Fourteen goals in 15 World Cup matches is the kind of stat line that makes you double-check your math.
The goals that made history
Mbappé scored in the 2018 final as a teenager. He then put up a hat-trick in the 2022 final against Argentina, a performance that earned him the Golden Boot with eight goals across that tournament alone.
Four of his 14 career World Cup goals have come in finals. One in 2018, three in 2022. Most elite strikers never score in a single World Cup final. Mbappé has done it four times across two.
Now competing in the 2026 tournament, he’s moved past Pelé’s 12 World Cup goals and Messi’s tally to reach 14. He sits level with Müller, the German striker who set his mark across two tournaments in 1970 and 1974.
The only player ahead of both Mbappé and Müller on the all-time World Cup scoring list is Miroslav Klose, who holds the record with 16 goals scored across four tournaments.
Where crypto enters the picture
The legitimate chapter started in July 2022, when Mbappé became an ambassador for Sorare, the Ethereum-based fantasy football NFT platform. Sorare lets users buy, sell, and trade digital player cards tied to real-world performance.
When Mbappé’s partnership was announced, Sorare’s NFT sales spiked by 795% in a single day. That’s not a typo.
The less legitimate chapter came in August 2024, when Mbappé’s social media account was hacked. The attackers used the compromised account to promote a fraudulent meme coin called MBAPPE. The token briefly reached a market cap of $460 million before collapsing.
Mbappé had nothing to do with the scam.
What this means for investors
On the legitimate side, platforms like Sorare benefit enormously from moments like this. The 2022 Golden Boot drove interest in Mbappé-linked NFTs.

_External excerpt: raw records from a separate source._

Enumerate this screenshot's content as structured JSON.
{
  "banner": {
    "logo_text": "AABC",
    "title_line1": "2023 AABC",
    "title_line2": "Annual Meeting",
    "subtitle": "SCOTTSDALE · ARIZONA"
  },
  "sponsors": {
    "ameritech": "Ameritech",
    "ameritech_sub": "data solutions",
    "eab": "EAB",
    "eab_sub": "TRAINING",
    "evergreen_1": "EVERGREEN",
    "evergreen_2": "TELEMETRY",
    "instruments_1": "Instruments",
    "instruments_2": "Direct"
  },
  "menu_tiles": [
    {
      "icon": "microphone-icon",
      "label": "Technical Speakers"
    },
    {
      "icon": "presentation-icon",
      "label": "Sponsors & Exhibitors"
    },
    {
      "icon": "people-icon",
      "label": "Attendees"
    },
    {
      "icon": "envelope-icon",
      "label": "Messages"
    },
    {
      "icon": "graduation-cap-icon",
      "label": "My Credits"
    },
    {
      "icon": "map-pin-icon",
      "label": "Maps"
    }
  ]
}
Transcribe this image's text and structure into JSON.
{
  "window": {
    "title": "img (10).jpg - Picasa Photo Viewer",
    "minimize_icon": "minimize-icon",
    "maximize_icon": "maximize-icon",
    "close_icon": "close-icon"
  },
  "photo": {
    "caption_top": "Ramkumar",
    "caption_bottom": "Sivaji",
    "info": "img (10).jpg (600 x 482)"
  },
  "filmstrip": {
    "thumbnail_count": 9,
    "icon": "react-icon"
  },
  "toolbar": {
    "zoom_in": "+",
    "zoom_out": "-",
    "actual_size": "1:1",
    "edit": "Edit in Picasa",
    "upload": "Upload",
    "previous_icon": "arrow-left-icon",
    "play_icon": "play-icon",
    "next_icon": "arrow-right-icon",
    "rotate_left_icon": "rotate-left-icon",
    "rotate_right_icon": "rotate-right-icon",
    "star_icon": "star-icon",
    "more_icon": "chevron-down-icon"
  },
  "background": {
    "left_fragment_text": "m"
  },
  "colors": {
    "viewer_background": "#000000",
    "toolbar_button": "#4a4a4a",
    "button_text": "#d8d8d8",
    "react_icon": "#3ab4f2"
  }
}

The MBAPPE token fraud demonstrated that high-profile sporting events create fertile ground for scams. The $460 million market cap that the fraudulent token reached before imploding shows just how much capital can flow into a scam within hours.
Traders should treat any unsolicited Mbappé-related token with extreme skepticism. Legitimate partnerships, like the Sorare deal, are announced through verified corporate channels with clear terms.